Provide your discussion here.

5.4 Analysis of compensation and turnover

Task 5.4.1. Analyzing compensation and turnover
  • Compare the average monthly income of employees who left the company (bi_attrition = 1) and those who stayed (bi_attrition = 0). Use the t.test function to conduct a t-test and determine if there is a significant difference in average monthly income between the two groups. Save the results in a variable called attrition_ttest_results.

  • Install the report package and use the report function to generate a report of the t-test results.

  • Install the ggstatsplot package and use the ggbetweenstats function to visualize the distribution of monthly income for employees who left and those who stayed. Make sure to map the bi_attrition variable to the x argument and the salary variable to the y argument.

  • Visualize the salary variable for employees who left and those who stayed using geom_histogram with geom_freqpoly. Make sure to facet the plot by the bi_attrition variable and apply alpha on the histogram plot.

  • Provide recommendations on whether revising compensation policies could be an effective retention strategy.

## compare the average monthly income of employees who left and those who stayed
attrition_ttest_results <- 
  t.test(salary ~ bi_attrition, data = hr_perf_dta)


## print the results of the t-test
attrition_ttest_results

    Welch Two Sample t-test

data:  salary by bi_attrition
t = 18.869, df = 5524.2, p-value < 2.2e-16
alternative hypothesis: true difference in means between group 0 and group 1 is not equal to 0
95 percent confidence interval:
 38577.82 47523.18
sample estimates:
mean in group 0 mean in group 1 
      125007.26        81956.76 
## install the report package and use the report function to generate a report of the t-test results
library(report)

report(attrition_ttest_results)
Effect sizes were labelled following Cohen's (1988) recommendations.
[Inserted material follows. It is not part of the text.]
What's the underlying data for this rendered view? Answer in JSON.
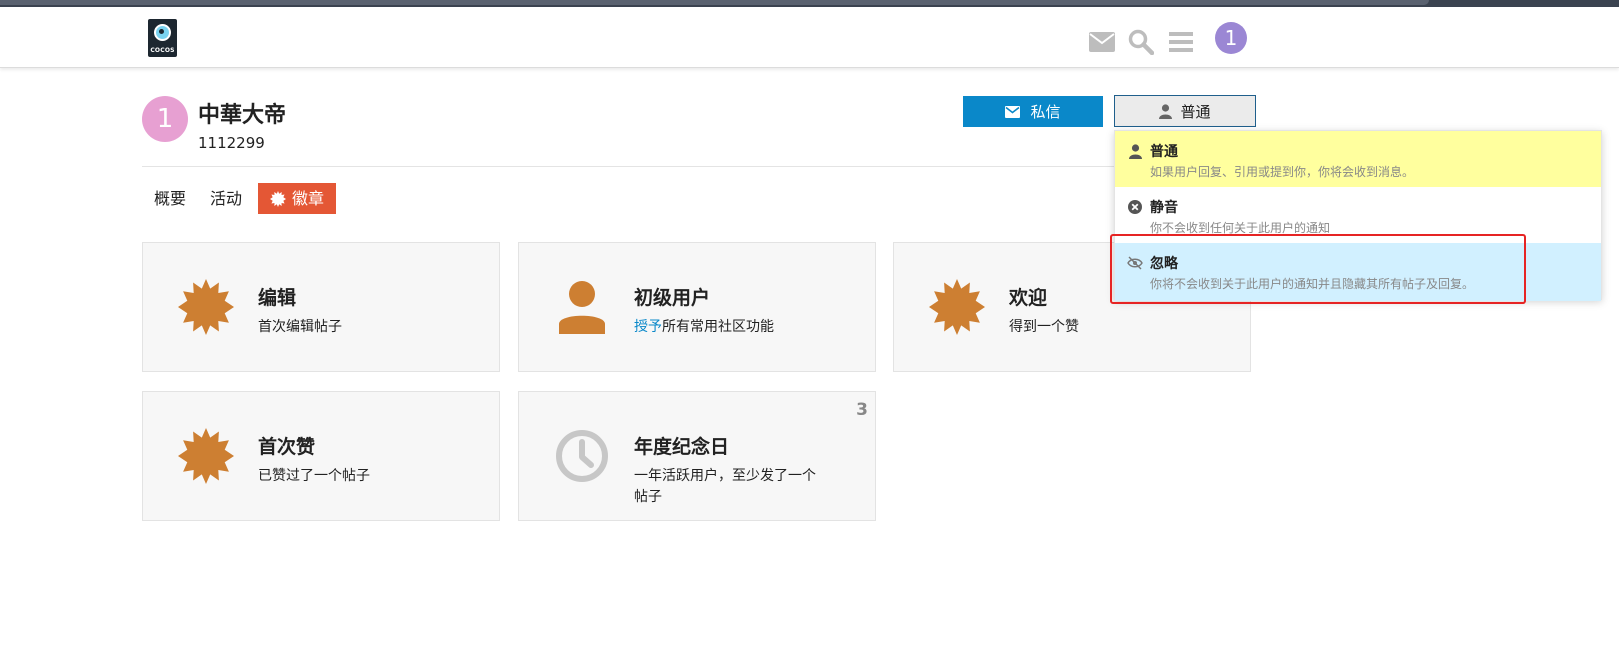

The Welch Two Sample t-test testing the difference of salary by bi_attrition
(mean in group 0 = 1.25e+05, mean in group 1 = 81956.76) suggests that the
effect is positive, statistically significant, and medium (difference =
43050.50, 95% CI [38577.82, 47523.18], t(5524.24) = 18.87, p < .001; Cohen's d
= 0.51, 95% CI [0.45, 0.56])
# install ggstatsplot package and use ggbetweenstats function to visualize the distribution of monthly income for employees who left and those who stayed
library(ggstatsplot)

ggbetweenstats(data = hr_perf_dta, x = bi_attrition, y = salary)

# create histogram and frequency polygon of salary for employees who left and those who stayed

hr_perf_dta |> 
  ggplot(aes(x = salary)) +
  geom_histogram(alpha = 0.3) +
  geom_freqpoly() +
  facet_wrap(~ bi_attrition) +
  labs(x = "Attrition",
       y = "Monthly income")

Discussion:

Provide your discussion here.

5.5 Employee satisfaction and performance analysis

Task 5.5. Analyzing employee satisfaction and performance
  • Analyze the average performance ratings (both ManagerRating and SelfRating) of employees who left vs. those who stayed. Use the group_by and count functions to calculate the average performance ratings for each group.
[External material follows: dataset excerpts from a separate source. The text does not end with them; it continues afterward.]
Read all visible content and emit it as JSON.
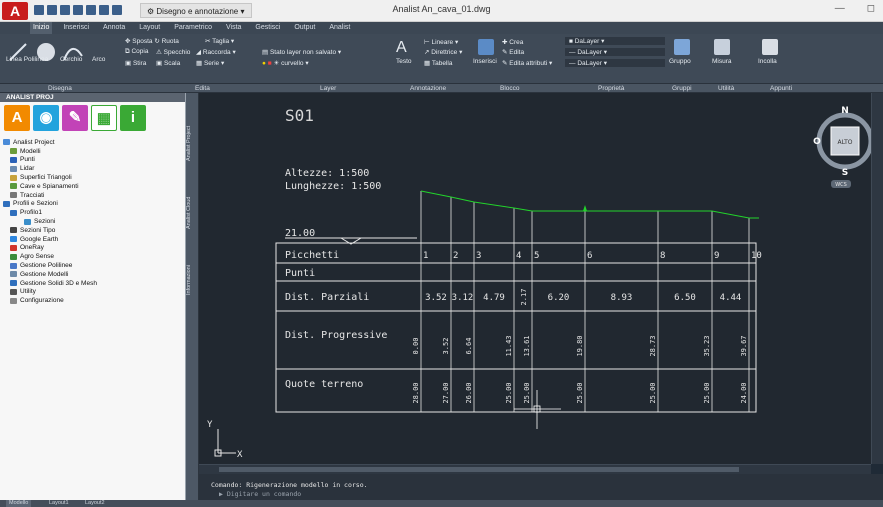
{
  "quick_access": {
    "workspace": "Disegno e annotazione"
  },
  "window": {
    "title": "Analist  An_cava_01.dwg",
    "minimize": "—",
    "restore": "◻"
  },
  "tabs": [
    "Inizio",
    "Inserisci",
    "Annota",
    "Layout",
    "Parametrico",
    "Vista",
    "Gestisci",
    "Output",
    "Analist"
  ],
  "ribbon": {
    "draw": {
      "polyline": "Linea Polilinea",
      "circle": "Cerchio",
      "arc": "Arco"
    },
    "modify": {
      "move": "Sposta",
      "rotate": "Ruota",
      "trim": "Taglia",
      "copy": "Copia",
      "mirror": "Specchio",
      "fillet": "Raccorda",
      "stretch": "Stira",
      "scale": "Scala",
      "array": "Serie"
    },
    "layer": {
      "state": "Stato layer non salvato",
      "current": "curvello"
    },
    "annotation": {
      "text": "Testo",
      "linear": "Lineare",
      "leader": "Direttrice",
      "table": "Tabella"
    },
    "block": {
      "insert": "Inserisci",
      "create": "Crea",
      "edit": "Edita",
      "edit_attr": "Edita attributi"
    },
    "properties": {
      "bylayer1": "DaLayer",
      "bylayer2": "DaLayer",
      "bylayer3": "DaLayer"
    },
    "groups": {
      "group": "Gruppo"
    },
    "utilities": {
      "measure": "Misura"
    },
    "clipboard": {
      "paste": "Incolla"
    }
  },
  "panels": [
    "Disegna",
    "Edita",
    "Layer",
    "Annotazione",
    "Blocco",
    "Proprietà",
    "Gruppi",
    "Utilità",
    "Appunti"
  ],
  "left_panel": {
    "title": "ANALIST PROJ",
    "big_icons": [
      {
        "label": "A",
        "color": "#f28a00"
      },
      {
        "label": "◉",
        "color": "#23a3dd"
      },
      {
        "label": "✎",
        "color": "#c243b7"
      },
      {
        "label": "▦",
        "color": "#ffffff"
      },
      {
        "label": "i",
        "color": "#3aa935"
      }
    ],
    "tree": [
      {
        "label": "Analist Project",
        "indent": 0,
        "color": "#4a8bd8"
      },
      {
        "label": "Modelli",
        "indent": 1,
        "color": "#6c9c3a"
      },
      {
        "label": "Punti",
        "indent": 1,
        "color": "#2a61b7"
      },
      {
        "label": "Lidar",
        "indent": 1,
        "color": "#6b8bb0"
      },
      {
        "label": "Superfici Triangoli",
        "indent": 1,
        "color": "#c7a23b"
      },
      {
        "label": "Cave e Spianamenti",
        "indent": 1,
        "color": "#5a9a3e"
      },
      {
        "label": "Tracciati",
        "indent": 1,
        "color": "#777777"
      },
      {
        "label": "Profili e Sezioni",
        "indent": 0,
        "color": "#2f6fbd"
      },
      {
        "label": "Profilo1",
        "indent": 1,
        "color": "#2f6fbd"
      },
      {
        "label": "Sezioni",
        "indent": 3,
        "color": "#3a8ec9"
      },
      {
        "label": "Sezioni Tipo",
        "indent": 1,
        "color": "#444444"
      },
      {
        "label": "Google Earth",
        "indent": 1,
        "color": "#2e86de"
      },
      {
        "label": "OneRay",
        "indent": 1,
        "color": "#d0342c"
      },
      {
        "label": "Agro Sense",
        "indent": 1,
        "color": "#3c8c3c"
      },
      {
        "label": "Gestione Polilinee",
        "indent": 1,
        "color": "#4878c8"
      },
      {
        "label": "Gestione Modelli",
        "indent": 1,
        "color": "#6d8aa8"
      },
      {
        "label": "Gestione Solidi 3D e Mesh",
        "indent": 1,
        "color": "#2f6fbd"
      },
      {
        "label": "Utility",
        "indent": 1,
        "color": "#555555"
      },
      {
        "label": "Configurazione",
        "indent": 1,
        "color": "#888888"
      }
    ]
  },
  "vertical_tabs": [
    "Analist Project",
    "Analist Cloud",
    "Informazioni"
  ],
  "drawing": {
    "section_title": "S01",
    "scale_h": "Altezze: 1:500",
    "scale_l": "Lunghezze: 1:500",
    "datum": "21.00",
    "rows": {
      "picchetti": "Picchetti",
      "punti": "Punti",
      "parziali": "Dist. Parziali",
      "progressive": "Dist. Progressive",
      "quote": "Quote terreno"
    },
    "stations": [
      "1",
      "2",
      "3",
      "4",
      "5",
      "6",
      "8",
      "9",
      "10"
    ],
    "partial_distances": [
      "3.52",
      "3.12",
      "4.79",
      "2.17",
      "6.20",
      "8.93",
      "6.50",
      "4.44"
    ],
    "progressive": [
      "0.00",
      "3.52",
      "6.64",
      "11.43",
      "13.61",
      "19.80",
      "28.73",
      "35.23",
      "39.67"
    ],
    "elevations": [
      "28.00",
      "27.00",
      "26.00",
      "25.00",
      "25.00",
      "25.00",
      "25.00",
      "25.00",
      "24.00"
    ],
    "ucs_y": "Y",
    "ucs_x": "X"
  },
  "viewcube": {
    "face": "ALTO",
    "n": "N",
    "s": "S",
    "e": "E",
    "w": "O",
    "wcs": "WCS"
  },
  "command": {
    "history": "Comando: Rigenerazione modello in corso.",
    "prompt": "Digitare un comando"
  },
  "layout_tabs": [
    "Modello",
    "Layout1",
    "Layout2"
  ]
}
  • Visualize the distribution of SelfRating for employees who left and those who stayed using a bar plot. Use the ggplot function to create the plot and map the SelfRating variable to the x argument and the bi_attrition variable to the fill argument.

  • Similarly, visualize the distribution of ManagerRating for employees who left and those who stayed using a bar plot. Make sure to map the ManagerRating variable to the x argument and the bi_attrition variable to the fill argument.

  • Create a boxplot of salary by job_satisfaction and bi_attrition to analyze the relationship between salary, job satisfaction, and attrition. Use the geom_boxplot function to create the plot and map the salary variable to the x argument, the job_satisfaction variable to the y argument, and the bi_attrition variable to the fill argument. You need to transform the job_satisfaction and bi_attrition variables into factors before creating the plot or within the ggplot function.

  • Discuss the results of the analysis and provide recommendations for HR interventions based on the findings.

# Analyze the average performance ratings (both ManagerRating and SelfRating) of employees who left vs. those who stayed.

hr_perf_dta |> 
  na.omit() %>% 
  group_by(bi_attrition) |> 
  summarise(avg_manager_rating = mean(manager_rating, na.rm = TRUE),
            avg_self_rating = mean(self_rating, na.rm = TRUE))
# A tibble: 2 × 3
  bi_attrition avg_manager_rating avg_self_rating
         <dbl>              <dbl>           <dbl>
1            0               3.48            3.98
2            1               3.46            3.99
# Visualize the distribution of SelfRating for employees who left and those who stayed using a bar plot.

hr_perf_dta |> 
  na.omit() %>% 
  ggplot(aes(x = self_rating, fill = factor(bi_attrition))) +
  geom_bar(position = "dodge") +
  labs(x = "Self Rating",
       y = "Count",
       fill = "Attrition")

# Visualize the distribution of ManagerRating for employees who left and those who stayed using a bar plot.
hr_perf_dta |> 
  na.omit() %>%
  ggplot(aes(x = manager_rating, fill = factor(bi_attrition))) +
  geom_bar(position = "dodge") +
  labs(x = "Manager Rating",
       y = "Count",
       fill = "Attrition")

# create a boxplot of salary by job_satisfaction and bi_attrition to analyze the relationship between salary, job satisfaction, and attrition.

hr_perf_dta |> 
  na.omit() %>%
  ggplot(aes(y = factor(job_satisfaction), x = salary, fill = factor(bi_attrition))) +
  geom_boxplot() +
  labs(x = "Job Satisfaction",
       y = "Salary",
       fill = "Attrition")

Discussion:

Provide your discussion here.

5.6 Work-life balance and retention strategies

Task 5.6. Analyzing work-life balance and retention strategies

At this point, you are already well aware of the dataset and the possible factors that contribute to employee attrition. Using your R skills, accomplish the following tasks:

  • Analyze the distribution of WorkLifeBalance ratings for employees who left versus those who stayed.

  • Use visualizations to show the differences.

  • Assess whether employees with poor work-life balance are more likely to leave.

You have the freedom how you will accomplish this task. Be creative and provide insights that will help HR develop effective retention strategies.

5.7 Recommendations for HR interventions

Task 5.7.1. Recommendations for HR interventions

Based on the analysis conducted, provide recommendations for HR interventions that could help reduce employee attrition and improve overall employee satisfaction and performance. You may use the following question as guide for your recommendations and discussions.

  • What are the key factors contributing to employee attrition in the company?

  • Which factors are most strongly correlated with attrition?

  • What strategies could be implemented to improve employee retention and satisfaction?

  • How can HR leverage the insights from the analysis to develop effective retention strategies?

  • What are the potential benefits of implementing these strategies for the company?